College admissions are hard times for every student and parent, who can afford it. We live in a country that has 799 universities and 39,701 colleges which makes it difficult to fish out the best institution. However, to ease the process, we have different organisations who survey these colleges and universities and rank them accordingly. These organisations include those powered by the government, like NIRF or NAAC, as well as private media houses like India Today or The Week. However, the credibility of such organisations (and surveys) have often been called into question.
Rankings are supposed to guide students to make an informed choice about their next steps in education, but the non-transparency of these organisations make the blind faith in ranking an unintelligent decision.
The National Assessment and Accreditation Council (NAAC) is one of the oldest organisations that grades colleges on the basis of the number of faculty members, the number of research journals in the library, the number of international journals published by the institute and so forth. It is an autonomous body funded by the UGC and the Government of India making it one of the most credible sources of information.
However, the lack of transparency within the system that ranks these institutions had made NAAC revise its accreditation policy. According to a report in The Hindu last year, “instead of the earlier process which was completely done on-site by a group of assessors, there will now be two stages of assessment, of which 70% will be done off-site at NAAC.” It was thought that this would reduce the human element and make the process more objective.
Although, 70% off site assessment also means that ground level research would be reduced to a minimum and most of it would depend on the reports submitted by various colleges. Even though fake reports are supposed to meet with punitive punishments, the background checking of these reports is still a vague process.
To counter the problems with NAAC and to “galvanise Indian institutions towards a competitive environment” MHRDC came up with a new ranking framework NIRF. When the first list was out in the year 2016, it was put under severe scrutiny. There are four primary parameters used to decide these rankings and each is given a different value. While these may suffice at a cursory glance, a thorough look may bring forward the problems attached to such parameters. There are parameters like ‘Outreach and Inclusivity’ under which the percentage of socially and economically backward students and the facilities for the differently abled students are considered but their weightage in comparison to parameters like ‘Graduation Outcomes’ is always less.
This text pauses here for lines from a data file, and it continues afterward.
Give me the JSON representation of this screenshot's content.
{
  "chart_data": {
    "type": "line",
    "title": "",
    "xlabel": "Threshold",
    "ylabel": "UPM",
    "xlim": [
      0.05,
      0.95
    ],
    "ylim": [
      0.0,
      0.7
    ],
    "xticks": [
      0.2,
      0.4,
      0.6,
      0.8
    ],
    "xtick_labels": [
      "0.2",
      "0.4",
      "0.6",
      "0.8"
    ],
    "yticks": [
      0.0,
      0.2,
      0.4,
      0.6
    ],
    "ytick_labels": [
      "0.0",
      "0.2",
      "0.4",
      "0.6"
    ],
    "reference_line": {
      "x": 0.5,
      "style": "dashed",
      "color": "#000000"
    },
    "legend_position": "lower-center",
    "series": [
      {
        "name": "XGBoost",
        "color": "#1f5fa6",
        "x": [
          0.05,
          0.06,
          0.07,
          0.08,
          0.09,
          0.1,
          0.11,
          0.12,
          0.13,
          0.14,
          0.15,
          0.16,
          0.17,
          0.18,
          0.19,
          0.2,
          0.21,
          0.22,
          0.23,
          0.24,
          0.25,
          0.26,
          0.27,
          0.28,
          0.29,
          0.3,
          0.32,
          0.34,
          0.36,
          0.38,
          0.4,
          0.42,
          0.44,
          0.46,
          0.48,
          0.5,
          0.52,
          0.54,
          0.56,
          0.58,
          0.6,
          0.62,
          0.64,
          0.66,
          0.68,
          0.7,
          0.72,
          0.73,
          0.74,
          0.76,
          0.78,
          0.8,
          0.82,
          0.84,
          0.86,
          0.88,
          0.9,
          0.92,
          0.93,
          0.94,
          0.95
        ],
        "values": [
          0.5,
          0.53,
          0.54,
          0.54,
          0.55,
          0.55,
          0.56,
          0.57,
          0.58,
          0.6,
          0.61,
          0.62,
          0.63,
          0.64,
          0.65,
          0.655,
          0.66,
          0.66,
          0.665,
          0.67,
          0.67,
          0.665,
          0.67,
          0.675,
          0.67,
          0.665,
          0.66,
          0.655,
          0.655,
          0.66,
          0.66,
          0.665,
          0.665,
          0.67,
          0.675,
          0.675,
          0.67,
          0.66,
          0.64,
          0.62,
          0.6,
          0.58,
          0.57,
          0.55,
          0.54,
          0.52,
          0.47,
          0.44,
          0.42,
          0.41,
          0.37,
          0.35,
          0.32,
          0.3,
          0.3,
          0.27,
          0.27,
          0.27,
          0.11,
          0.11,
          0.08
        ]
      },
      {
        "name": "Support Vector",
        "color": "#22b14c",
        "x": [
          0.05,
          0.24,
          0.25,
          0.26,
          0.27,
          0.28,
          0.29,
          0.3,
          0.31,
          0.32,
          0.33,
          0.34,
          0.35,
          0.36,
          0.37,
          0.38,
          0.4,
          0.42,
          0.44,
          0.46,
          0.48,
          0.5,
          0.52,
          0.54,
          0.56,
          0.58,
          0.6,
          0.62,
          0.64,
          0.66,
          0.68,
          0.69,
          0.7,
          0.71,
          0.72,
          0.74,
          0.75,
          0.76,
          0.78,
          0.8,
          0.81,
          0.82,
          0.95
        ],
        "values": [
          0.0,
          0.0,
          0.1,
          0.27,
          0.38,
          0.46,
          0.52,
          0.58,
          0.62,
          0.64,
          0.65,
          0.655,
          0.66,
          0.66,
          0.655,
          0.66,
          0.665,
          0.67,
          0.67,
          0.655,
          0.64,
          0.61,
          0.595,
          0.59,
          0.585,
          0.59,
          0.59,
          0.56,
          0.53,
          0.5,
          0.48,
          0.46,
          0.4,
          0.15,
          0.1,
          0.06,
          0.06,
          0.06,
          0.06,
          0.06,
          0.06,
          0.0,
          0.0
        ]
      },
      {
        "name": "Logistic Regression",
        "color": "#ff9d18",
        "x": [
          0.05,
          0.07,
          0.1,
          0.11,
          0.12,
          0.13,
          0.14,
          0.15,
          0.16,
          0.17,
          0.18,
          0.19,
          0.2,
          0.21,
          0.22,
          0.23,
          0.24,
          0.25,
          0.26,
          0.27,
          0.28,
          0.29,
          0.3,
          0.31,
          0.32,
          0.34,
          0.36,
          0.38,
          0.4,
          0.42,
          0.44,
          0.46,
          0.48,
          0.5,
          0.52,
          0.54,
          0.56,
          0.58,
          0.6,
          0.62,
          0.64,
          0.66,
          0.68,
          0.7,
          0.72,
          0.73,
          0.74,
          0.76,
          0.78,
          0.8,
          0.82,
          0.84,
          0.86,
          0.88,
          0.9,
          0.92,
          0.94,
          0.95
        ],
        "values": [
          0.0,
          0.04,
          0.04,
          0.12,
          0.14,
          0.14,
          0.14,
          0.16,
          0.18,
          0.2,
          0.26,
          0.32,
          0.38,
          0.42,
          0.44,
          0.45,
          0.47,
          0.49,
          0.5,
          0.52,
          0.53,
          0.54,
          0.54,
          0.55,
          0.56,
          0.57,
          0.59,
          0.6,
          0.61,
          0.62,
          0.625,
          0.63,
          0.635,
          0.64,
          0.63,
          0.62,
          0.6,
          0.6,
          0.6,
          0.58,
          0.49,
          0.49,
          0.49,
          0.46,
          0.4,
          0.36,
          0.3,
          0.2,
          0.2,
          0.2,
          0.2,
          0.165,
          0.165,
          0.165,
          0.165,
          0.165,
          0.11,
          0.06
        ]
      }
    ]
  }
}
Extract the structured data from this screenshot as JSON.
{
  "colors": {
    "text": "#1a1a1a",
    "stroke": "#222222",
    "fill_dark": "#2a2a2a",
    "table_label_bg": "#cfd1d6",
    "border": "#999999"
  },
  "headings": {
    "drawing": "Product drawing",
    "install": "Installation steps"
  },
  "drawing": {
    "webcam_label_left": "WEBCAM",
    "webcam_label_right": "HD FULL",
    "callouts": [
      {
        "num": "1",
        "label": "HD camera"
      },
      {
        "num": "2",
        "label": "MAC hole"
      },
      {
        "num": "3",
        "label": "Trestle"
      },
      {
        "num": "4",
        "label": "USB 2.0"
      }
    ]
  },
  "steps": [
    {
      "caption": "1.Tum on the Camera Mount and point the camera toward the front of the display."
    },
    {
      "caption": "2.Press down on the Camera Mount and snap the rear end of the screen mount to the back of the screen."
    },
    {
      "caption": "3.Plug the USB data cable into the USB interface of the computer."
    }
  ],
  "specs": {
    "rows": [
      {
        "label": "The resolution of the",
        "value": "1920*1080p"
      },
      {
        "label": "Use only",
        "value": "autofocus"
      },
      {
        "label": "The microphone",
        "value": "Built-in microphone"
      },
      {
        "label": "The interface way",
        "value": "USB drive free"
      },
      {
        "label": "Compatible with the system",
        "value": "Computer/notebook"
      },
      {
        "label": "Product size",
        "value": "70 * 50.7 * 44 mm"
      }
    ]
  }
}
One of the parameters includes ‘Teaching, Learning and Resource’, under which sub-parameters like, ‘Student-Faculty Ratio’, the number of students enrolled are also considered but there are no subparameters that are based on ground level social research or surveys to define the quality of faculty or their regular presence in the institution.
The problem with rankings is that they have a huge impact on the decision that we make and thus their improvement and innovation in the choice of parameters are much-needed. We need to make sure more colleges participate in the survey and are given a fair platform to perform. However, we can’t ignore that there are several loopholes in the ranking process initiated by the government let alone the private organisations.
The basic thing to understand is that the ranking of a college does not define its quality of education. You may get into the rank 1 institution and later realise that some other institution has a better department of the subject you want or most clubs and societies here in the rank 1 college are dormant and many other. Finding a good college is difficult, so it is better you do your research while choosing one. Find out about the institution by tapping into your sources, try contacting a senior or put a question on Quora, you may just receive a more comprehensive answer to your question than a ranking chart can ever provide you with.
The idea of a good institution is subjective and changes from one student to another. None of the ranking methodologies presents you with the quality of sports in the college, the amiable atmosphere, the active/dormant status of its societies or other extra-curricular activities which helps in personality development.
The whole point being that flawed rankings should not determine one of the most important decisions of your life.